Many efforts have been made to discover tumor-specific microenvironment elements (TMEs) from immunostained tissue sections. However, the identification of yet unknown but relevant TMEs from multiplex immunostained tissues remains a challenge, due to the number of markers involved (tens) and the complexity of their spatial interactions. We present NaroNet, which uses machine learning to identify and annotate known as well as novel TMEs from self-supervised embeddings of cells, organized at different levels (local cell phenotypes and cellular neighborhoods). Then it uses the abundance of TMEs to classify patients based on biological or clinical features. We validate NaroNet using synthetic patient cohorts with adjustable incidence of different TMEs and two cancer patient datasets. In both synthetic and real datasets, NaroNet unsupervisedly identifies novel TMEs, relevant for the user-defined classification task.
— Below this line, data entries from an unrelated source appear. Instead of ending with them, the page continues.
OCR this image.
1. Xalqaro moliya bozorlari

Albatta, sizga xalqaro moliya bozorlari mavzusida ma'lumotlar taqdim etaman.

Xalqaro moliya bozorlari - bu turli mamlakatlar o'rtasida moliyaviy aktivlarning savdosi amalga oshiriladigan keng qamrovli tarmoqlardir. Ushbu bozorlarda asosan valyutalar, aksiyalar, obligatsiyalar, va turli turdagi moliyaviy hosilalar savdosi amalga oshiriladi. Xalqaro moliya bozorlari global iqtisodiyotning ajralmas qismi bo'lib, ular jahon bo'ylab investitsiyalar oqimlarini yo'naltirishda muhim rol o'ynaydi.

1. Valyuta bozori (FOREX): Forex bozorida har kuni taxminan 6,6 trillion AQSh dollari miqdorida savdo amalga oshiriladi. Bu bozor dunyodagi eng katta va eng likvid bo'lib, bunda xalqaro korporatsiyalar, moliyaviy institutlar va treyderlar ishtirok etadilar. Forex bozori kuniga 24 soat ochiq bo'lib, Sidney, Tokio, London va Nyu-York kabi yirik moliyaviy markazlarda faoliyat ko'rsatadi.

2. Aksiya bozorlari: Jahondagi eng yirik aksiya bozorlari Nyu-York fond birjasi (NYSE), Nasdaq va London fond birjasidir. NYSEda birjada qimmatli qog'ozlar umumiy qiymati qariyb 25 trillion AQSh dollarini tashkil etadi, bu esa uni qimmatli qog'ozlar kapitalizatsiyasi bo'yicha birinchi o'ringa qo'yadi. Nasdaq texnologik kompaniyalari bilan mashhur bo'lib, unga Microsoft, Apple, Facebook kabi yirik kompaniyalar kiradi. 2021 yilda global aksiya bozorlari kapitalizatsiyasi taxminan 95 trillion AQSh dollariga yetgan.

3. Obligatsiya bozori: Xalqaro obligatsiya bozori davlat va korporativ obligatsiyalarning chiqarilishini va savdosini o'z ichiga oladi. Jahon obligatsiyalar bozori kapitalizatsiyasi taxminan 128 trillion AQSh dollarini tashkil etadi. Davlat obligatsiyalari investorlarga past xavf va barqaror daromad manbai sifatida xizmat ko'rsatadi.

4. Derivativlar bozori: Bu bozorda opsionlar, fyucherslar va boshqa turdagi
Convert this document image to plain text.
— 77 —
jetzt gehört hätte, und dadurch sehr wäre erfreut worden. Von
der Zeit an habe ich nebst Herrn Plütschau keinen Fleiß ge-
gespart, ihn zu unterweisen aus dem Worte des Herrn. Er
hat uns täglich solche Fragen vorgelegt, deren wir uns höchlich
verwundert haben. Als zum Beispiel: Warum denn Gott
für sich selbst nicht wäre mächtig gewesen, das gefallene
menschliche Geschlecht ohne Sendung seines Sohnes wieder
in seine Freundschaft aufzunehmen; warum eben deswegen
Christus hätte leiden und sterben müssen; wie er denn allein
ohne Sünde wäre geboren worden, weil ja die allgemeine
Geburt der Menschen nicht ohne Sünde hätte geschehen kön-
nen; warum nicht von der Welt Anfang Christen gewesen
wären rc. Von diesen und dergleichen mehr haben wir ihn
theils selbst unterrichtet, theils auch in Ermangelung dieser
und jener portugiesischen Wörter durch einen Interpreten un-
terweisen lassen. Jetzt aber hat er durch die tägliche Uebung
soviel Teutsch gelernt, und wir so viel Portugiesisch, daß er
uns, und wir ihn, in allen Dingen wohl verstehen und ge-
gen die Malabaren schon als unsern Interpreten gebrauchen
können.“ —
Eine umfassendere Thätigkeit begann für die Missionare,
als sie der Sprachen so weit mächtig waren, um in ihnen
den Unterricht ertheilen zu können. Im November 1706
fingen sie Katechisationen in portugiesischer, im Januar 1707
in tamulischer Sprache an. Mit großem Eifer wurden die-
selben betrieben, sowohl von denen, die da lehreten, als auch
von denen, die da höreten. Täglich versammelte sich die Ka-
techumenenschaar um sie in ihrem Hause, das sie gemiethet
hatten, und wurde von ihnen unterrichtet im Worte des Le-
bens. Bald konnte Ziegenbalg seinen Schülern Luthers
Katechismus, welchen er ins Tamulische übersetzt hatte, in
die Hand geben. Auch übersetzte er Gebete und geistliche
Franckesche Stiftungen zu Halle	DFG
As NaroNet requires only patient-level information, it renders state-of-the-art computational methods accessible to a broad audience, accelerating the discovery of biomarker signatures.
We present NaroNet, a Machine Learning framework that integrates the multiscale spatial, in situ analysis of the tumor microenvironment (TME) with patient-level predictions into a seamless end-to-end learning pipeline. Trained only with patient-level labels, NaroNet quantifies the phenotypes, neighborhoods, and neighborhood interactions that have the highest influence on the predictive task. We validate NaroNet using synthetic data simulating multiplex-immunostained images with adjustable probabilistic incidence of different TMEs. Then we apply our model to two real sets of patient tumors, one consisting of 336 seven-color multiplex-immunostained images from 12 high-grade endometrial cancers, and the other consisting of 372 35-plex mass cytometry images from 283 breast cancer patients. In both synthetic and real datasets, NaroNet provides outstanding predictions while associating those predictions to the presence of specific TMEs. This inherent interpretability could be of great value both in a clinical setting and as a tool to discover novel biomarker signatures.